Green Care Farms®, Somerset, New Jersey, U.S. (Green Care Farm Model)

The “Green Care” concept originated in The Netherlands in the 1990s and spread to Norway, Belgium, Finland, Germany, Italy, the U.K., Japan, and eventually the U.S. [92]. Green Care links aspects of traditional healthcare systems to agriculture (care farming), gardening (healing gardens), landscape or nature conservation (ecotherapy), animal keeping (Animal Assisted Interventions; AAI) and animal husbandry (care farming).

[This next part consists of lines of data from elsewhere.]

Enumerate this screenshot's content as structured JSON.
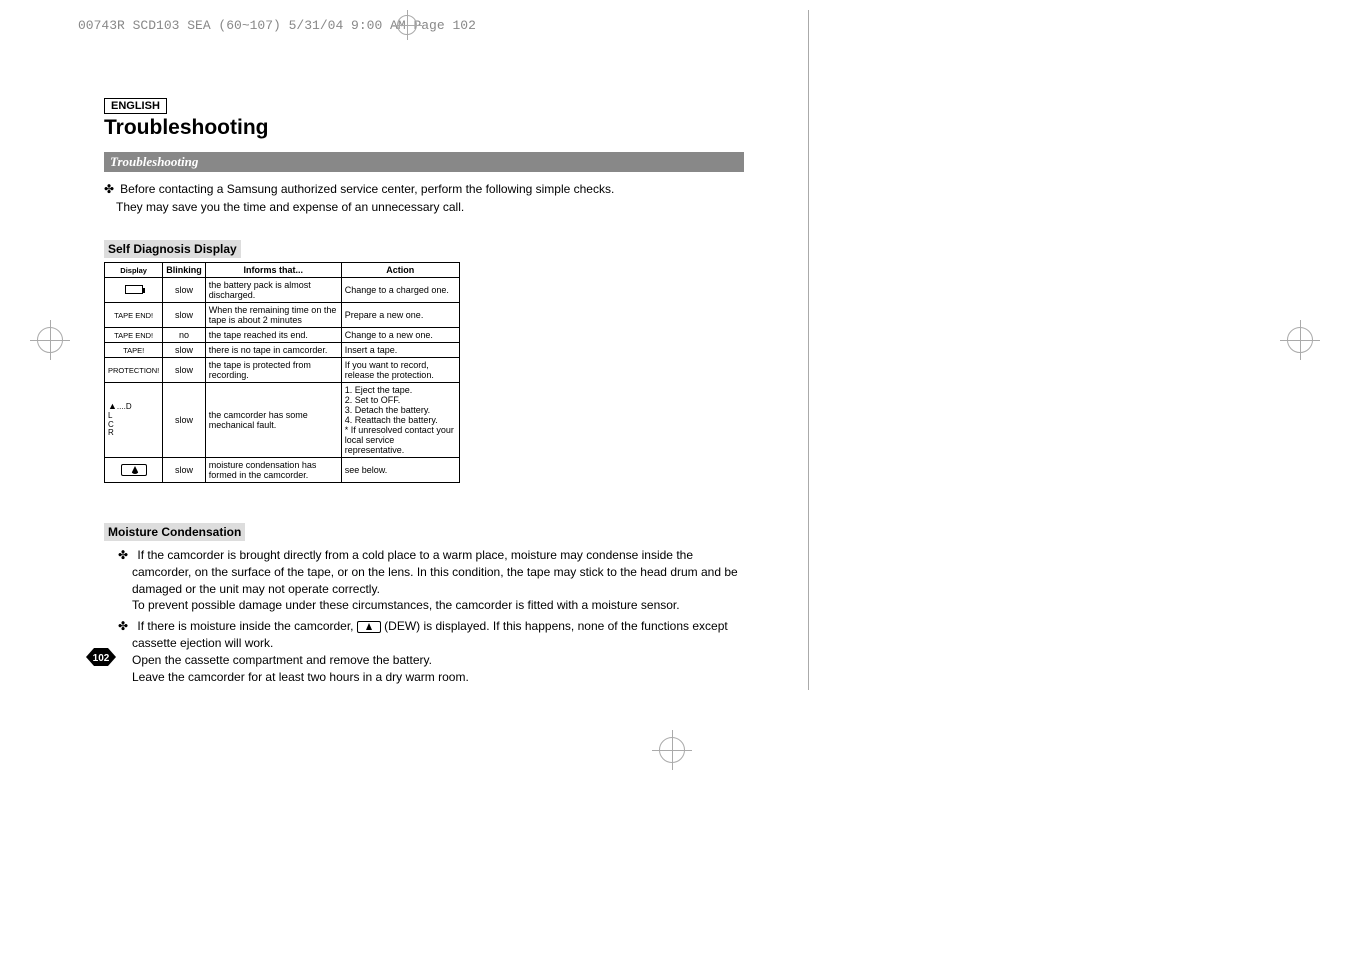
{
  "header_line": "00743R SCD103 SEA (60~107)  5/31/04 9:00 AM  Page 102",
  "language_label": "ENGLISH",
  "page_title": "Troubleshooting",
  "section_band": "Troubleshooting",
  "intro": {
    "line1": "Before contacting a Samsung authorized service center, perform the following simple checks.",
    "line2": "They may save you the time and expense of an unnecessary call."
  },
  "diagnosis_heading": "Self Diagnosis Display",
  "table": {
    "headers": {
      "display": "Display",
      "blinking": "Blinking",
      "informs": "Informs that...",
      "action": "Action"
    },
    "rows": [
      {
        "display_type": "battery",
        "display": "",
        "blinking": "slow",
        "informs": "the battery pack is almost discharged.",
        "action": "Change to a charged one."
      },
      {
        "display_type": "text",
        "display": "TAPE END!",
        "blinking": "slow",
        "informs": "When the remaining time on the tape is about 2 minutes",
        "action": "Prepare a new one."
      },
      {
        "display_type": "text",
        "display": "TAPE END!",
        "blinking": "no",
        "informs": "the tape reached its end.",
        "action": "Change to a new one."
      },
      {
        "display_type": "text",
        "display": "TAPE!",
        "blinking": "slow",
        "informs": "there is no tape in camcorder.",
        "action": "Insert a tape."
      },
      {
        "display_type": "text",
        "display": "PROTECTION!",
        "blinking": "slow",
        "informs": "the tape is protected from recording.",
        "action": "If you want to record, release the protection."
      },
      {
        "display_type": "eject",
        "display": "....D\nL\nC\nR",
        "blinking": "slow",
        "informs": "the camcorder has some mechanical fault.",
        "action": "1. Eject the tape.\n2. Set to OFF.\n3. Detach the battery.\n4. Reattach the battery.\n* If unresolved contact your\n  local service representative."
      },
      {
        "display_type": "dew",
        "display": "",
        "blinking": "slow",
        "informs": "moisture condensation has formed in the camcorder.",
        "action": "see below."
      }
    ]
  },
  "moisture_heading": "Moisture Condensation",
  "moisture": {
    "p1": "If the camcorder is brought directly from a cold place to a warm place, moisture may condense inside the camcorder, on the surface of the tape, or on the lens. In this condition, the tape may stick to the head drum and be damaged or the unit may not operate correctly.",
    "p1b": "To prevent possible damage under these circumstances, the camcorder is fitted with a moisture sensor.",
    "p2a": "If there is moisture inside the camcorder, ",
    "p2b": " (DEW) is displayed. If this happens, none of the functions except cassette ejection will work.",
    "p2c": "Open the cassette compartment and remove the battery.",
    "p2d": "Leave the camcorder for at least two hours in a dry warm room."
  },
  "page_number": "102"
}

It provides agricultural and care services to a diverse healthcare population, including PWD [93]. Generally, care farms offering adult day services serve people with mild to moderate dementia, whereas care farms providing 24-h nursing care provide services to people in the later stages of dementia [94]. Activities at the Green Care Farm include domestic chores (e.g., peeling potatoes, cooking, growing vegetables, collecting milk, collecting eggs, gardening, sweeping the yard) or involve animals (e.g., sowing, feeding cattle and other animals such as sheep, chickens, dogs, and cats) [93, 94]. The New Jersey, U.S. model includes a farm house (maximum of 15 residents) designed for the resident with cognitive impairment [95]. The single-story structure, with a single entry/exit point, enables wayfinding, which reduces agitation. The farm features a veranda, raised beds, chicken coup, multiple activity area, barn, farm pets, and a greenhouse for gardening, and contains eco-friendly technologies such as solar power, rain water harvesting, and efficient HVAC system [95].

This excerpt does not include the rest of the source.